One of the Ensemble methods is the Voting classifier that combines the prediction of different models. We will use soft voting which averages the probability of predictions from different models.

In [None]:
LogisticRegression(class_weight='balanced')
logistic_regression = LogisticRegression(max_iter=1000);
random_forest = RandomForestClassifier(n_estimators = 200);
knn           = KNeighborsClassifier(n_neighbors=3);
model = VotingClassifier (estimators=[('lr',logistic_regression), ('rf', random_forest), ('knn',knn)], voting='soft')
model.fit(X_train, y_train);
y_pred = model.predict(X_test);


<a id="16"></a> <br>
#### 3.3 Model Accuracy

##### Model accuacy score

##### Confusion matrix

![image.png](attachment:29df054b-f4f7-4b66-9812-6223e071cb66.png)!

In [None]:
from sklearn import metrics 
print("ACCURACY OF THE MODEL: ", metrics.accuracy_score(y_test, y_pred));

In [None]:
print(confusion_matrix(y_test,y_pred))


- We achieved good model accuracy and a reasonable confusion matrix (diagonal dominated).

<a id="17"></a> <br>
#### 3.4 XGBoost Prediction

Extreme Gradient Boosted trees (XGBoost) is one of the most powerful ML algorithm on use currently. 
XGBoost also allows us to use regularization to prevent overfitting and obtain a generalized solution.

XGBoost is an ensemble model using many decision trees as the base learners.
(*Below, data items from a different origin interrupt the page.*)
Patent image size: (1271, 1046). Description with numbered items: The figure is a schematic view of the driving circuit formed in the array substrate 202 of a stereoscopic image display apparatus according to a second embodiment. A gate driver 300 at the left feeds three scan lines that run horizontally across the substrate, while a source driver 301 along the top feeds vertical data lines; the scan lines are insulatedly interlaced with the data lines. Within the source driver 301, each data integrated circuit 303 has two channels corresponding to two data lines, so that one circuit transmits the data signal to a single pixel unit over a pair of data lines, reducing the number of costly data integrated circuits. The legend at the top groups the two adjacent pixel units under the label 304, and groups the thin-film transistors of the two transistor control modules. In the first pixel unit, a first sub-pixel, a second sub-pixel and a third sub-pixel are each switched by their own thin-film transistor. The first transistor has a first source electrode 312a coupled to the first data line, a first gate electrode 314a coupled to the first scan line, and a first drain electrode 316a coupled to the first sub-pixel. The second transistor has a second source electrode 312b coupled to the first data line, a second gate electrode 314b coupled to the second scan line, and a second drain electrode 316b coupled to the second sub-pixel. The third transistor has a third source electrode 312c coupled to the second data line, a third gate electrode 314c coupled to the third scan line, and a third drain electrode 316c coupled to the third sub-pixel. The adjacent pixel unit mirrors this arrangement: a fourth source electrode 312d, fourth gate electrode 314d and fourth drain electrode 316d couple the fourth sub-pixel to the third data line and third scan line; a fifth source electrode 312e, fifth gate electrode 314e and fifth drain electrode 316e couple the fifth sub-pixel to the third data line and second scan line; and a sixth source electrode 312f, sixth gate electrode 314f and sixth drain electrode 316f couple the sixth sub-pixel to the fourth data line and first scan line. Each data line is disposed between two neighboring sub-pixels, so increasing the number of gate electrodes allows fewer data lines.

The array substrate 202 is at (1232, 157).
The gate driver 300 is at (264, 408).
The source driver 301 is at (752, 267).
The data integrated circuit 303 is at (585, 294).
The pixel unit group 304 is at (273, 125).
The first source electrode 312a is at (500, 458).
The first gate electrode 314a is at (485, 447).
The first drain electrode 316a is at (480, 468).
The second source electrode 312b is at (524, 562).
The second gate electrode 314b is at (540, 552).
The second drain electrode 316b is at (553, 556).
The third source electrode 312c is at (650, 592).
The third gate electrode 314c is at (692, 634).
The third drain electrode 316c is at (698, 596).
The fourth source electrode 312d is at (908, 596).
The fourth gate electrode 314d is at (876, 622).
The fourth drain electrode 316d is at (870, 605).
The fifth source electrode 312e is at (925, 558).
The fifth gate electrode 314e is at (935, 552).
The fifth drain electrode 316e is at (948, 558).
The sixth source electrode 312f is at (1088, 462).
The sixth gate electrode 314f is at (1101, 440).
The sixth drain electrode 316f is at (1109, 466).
It is quite similar to
RandomForest.

First we need to scale numerical features and encode categorical features for optimal performance of
XGBoost.



In [None]:
from sklearn.preprocessing import StandardScaler
from sklearn.model_selection import train_test_split
from xgboost import XGBClassifier
from sklearn.metrics import classification_report
X.head()

#### scaling the numerical features

In [None]:
scaler = StandardScaler()
scaler.fit(X[['age','avg_glucose_level','bmi']]);
X[['age','avg_glucose_level','bmi']] = scaler.transform(X[['age','avg_glucose_level','bmi']])
X.head()

<a id="18"></a> <br>
#### 3.5 XGBoost Accuracy

In [None]:
X_train, X_test, y_train, y_test = train_test_split(X,y, test_size=0.2, random_state=10);
model_xgb = XGBClassifier(max_depth=3, n_estimators=1000, learning_rate=0.075, colsample_bytree=0.7, subsample=0.8)
model_xgb.fit(X_train, y_train)
y_pred = model_xgb.predict(X_test)
print(classification_report(y_test, y_pred))

- We achieved a accuracy score of 77% in XGBoost.

<a id="19"></a> <br>
# 4. Conclusion

- It was fun exploring Brain stroke data. First it was a imbalanced data and hence we had to balance it out using sampling.
- Next we tried to use ensemble voting with many classifiers within and achieved a decent accuracy and confusion matrix.
- We also tried the popular XGBoost and it did not outperform ensemble voting and achieved a 78% accuracy.
- I really hope this notebook will be helpful to the community.
- As an extension, I would next like to see if our random sampling (for balancing) did any harm in creating bias for other features.